(urth) The Sorcerer's House Questions (*Major Spoilers*)
Gwern Branwen
gwern0 at gmail.com
Sat Mar 27 06:48:00 PDT 2010
On Fri, Mar 26, 2010 at 9:25 PM, Thomas Bitterman <tom at bitterman.net> wrote:
> On Tue, Mar 23, 2010 at 6:53 PM, Gwern Branwen <gwern0 at gmail.com> wrote:
>>
>> OK; I'll reiterate - how could Bax have planned the inheritance, the
>> various events that made George willing to come, George's offer, the
>> two pistols, Faerie, and the independent corroboration that makes the
>> final replacement at all possible (the psychic's letters, the letters
>> from his prison friends, the end note's asseveration that Bax really
>> did come into the wealth he claimed to've in his letters), all from
>> the very getgo as a starving ex-con who was breaking into houses and
>> construction sites?
>
> Nothing in the letters actually happened.

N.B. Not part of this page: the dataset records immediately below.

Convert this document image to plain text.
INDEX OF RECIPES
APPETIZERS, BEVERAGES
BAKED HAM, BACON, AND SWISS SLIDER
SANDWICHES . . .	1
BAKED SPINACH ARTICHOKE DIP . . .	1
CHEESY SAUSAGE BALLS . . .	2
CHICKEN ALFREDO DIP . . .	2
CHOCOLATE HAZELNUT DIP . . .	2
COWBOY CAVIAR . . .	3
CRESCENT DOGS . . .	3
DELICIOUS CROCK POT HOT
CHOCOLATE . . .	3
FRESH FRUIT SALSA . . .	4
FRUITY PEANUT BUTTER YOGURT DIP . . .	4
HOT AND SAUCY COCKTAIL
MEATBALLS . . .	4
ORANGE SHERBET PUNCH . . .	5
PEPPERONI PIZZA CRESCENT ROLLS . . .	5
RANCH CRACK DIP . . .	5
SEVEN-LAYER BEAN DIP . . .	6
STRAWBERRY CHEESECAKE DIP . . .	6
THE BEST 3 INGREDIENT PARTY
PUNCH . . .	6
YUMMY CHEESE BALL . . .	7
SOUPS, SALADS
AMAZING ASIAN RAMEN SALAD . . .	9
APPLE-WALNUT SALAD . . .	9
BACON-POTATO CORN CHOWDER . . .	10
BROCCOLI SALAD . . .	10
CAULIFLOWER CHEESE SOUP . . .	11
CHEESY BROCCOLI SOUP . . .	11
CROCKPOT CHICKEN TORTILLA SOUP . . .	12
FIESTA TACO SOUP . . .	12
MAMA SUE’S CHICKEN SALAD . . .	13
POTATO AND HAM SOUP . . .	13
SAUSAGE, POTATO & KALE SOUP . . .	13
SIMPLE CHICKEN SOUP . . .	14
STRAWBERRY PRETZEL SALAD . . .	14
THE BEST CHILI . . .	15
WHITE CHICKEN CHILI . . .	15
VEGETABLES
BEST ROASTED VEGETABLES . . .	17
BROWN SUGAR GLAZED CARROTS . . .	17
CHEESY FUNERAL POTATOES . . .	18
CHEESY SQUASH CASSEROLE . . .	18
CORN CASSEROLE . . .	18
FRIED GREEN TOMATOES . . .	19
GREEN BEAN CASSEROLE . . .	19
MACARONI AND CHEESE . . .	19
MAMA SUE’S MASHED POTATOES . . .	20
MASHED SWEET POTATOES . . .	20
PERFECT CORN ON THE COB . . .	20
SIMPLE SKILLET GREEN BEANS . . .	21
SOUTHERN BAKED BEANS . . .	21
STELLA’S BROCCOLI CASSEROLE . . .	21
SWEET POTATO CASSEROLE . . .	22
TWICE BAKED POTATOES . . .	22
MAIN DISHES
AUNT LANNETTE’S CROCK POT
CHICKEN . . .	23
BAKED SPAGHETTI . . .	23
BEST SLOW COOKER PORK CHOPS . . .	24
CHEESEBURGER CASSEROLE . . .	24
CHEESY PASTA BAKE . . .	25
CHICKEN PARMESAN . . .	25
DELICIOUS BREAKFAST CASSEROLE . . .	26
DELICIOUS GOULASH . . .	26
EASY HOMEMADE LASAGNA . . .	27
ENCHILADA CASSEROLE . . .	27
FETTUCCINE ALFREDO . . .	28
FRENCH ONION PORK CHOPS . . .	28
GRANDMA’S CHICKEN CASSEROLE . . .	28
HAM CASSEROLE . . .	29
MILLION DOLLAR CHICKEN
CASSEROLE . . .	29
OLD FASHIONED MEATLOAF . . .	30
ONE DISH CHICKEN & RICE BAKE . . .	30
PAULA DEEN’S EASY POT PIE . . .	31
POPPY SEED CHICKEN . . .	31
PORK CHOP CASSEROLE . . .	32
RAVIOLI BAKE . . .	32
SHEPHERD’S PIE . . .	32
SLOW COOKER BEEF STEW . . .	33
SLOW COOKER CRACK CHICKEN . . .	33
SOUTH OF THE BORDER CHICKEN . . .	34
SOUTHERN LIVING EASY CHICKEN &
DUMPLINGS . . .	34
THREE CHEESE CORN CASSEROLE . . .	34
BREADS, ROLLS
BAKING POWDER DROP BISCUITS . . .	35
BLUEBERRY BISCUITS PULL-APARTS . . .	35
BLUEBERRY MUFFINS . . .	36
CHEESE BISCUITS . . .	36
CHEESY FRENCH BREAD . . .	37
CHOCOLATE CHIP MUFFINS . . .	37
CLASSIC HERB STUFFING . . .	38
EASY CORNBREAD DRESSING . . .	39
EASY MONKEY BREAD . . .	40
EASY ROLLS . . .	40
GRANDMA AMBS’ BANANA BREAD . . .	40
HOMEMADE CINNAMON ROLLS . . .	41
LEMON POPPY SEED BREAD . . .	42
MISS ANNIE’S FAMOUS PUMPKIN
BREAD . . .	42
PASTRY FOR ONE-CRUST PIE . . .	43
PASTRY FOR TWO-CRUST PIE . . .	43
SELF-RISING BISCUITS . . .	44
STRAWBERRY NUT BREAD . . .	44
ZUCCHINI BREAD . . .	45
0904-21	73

Bax knew Millie had a thing for
> him
> before he went to prison. So did George - it accounts for his anger toward
> Bax, his meanness to Millie, and his desire to throw Bax in jail.
>
> While in jail, Bax decides to kill and replace his brother. He befriends a
> forger
> (Lou) and a killer ("shotgun" Shel, which I just got) and learns some
> skills.
>
> When he gets out he starts writing these flowery letters, full of fairy tale
> monsters.
> He sends them to George, knowing that George will read them, and then
> Millie.
> Bax knows the effect this will have on George, and baits him to come to
> Medicine
> Man. Bax kills him, forges a will, and gets the money and the girl.
>
> When it comes right down to it, we are presented with no evidence that any
> of the
> events described actually happened. The Compiler makes no effort to check
> out
> title records, police logs or other documentation that would corroborate the
> story. His removal of dates makes it that much harder for anybody
> interested
> to check, also. Why would he do this? Because Bax is the Compiler, and
> this
> book is him gloating over his big scam.
The hound of horror would be very checkable, especially if the
archives really do bristle with stories.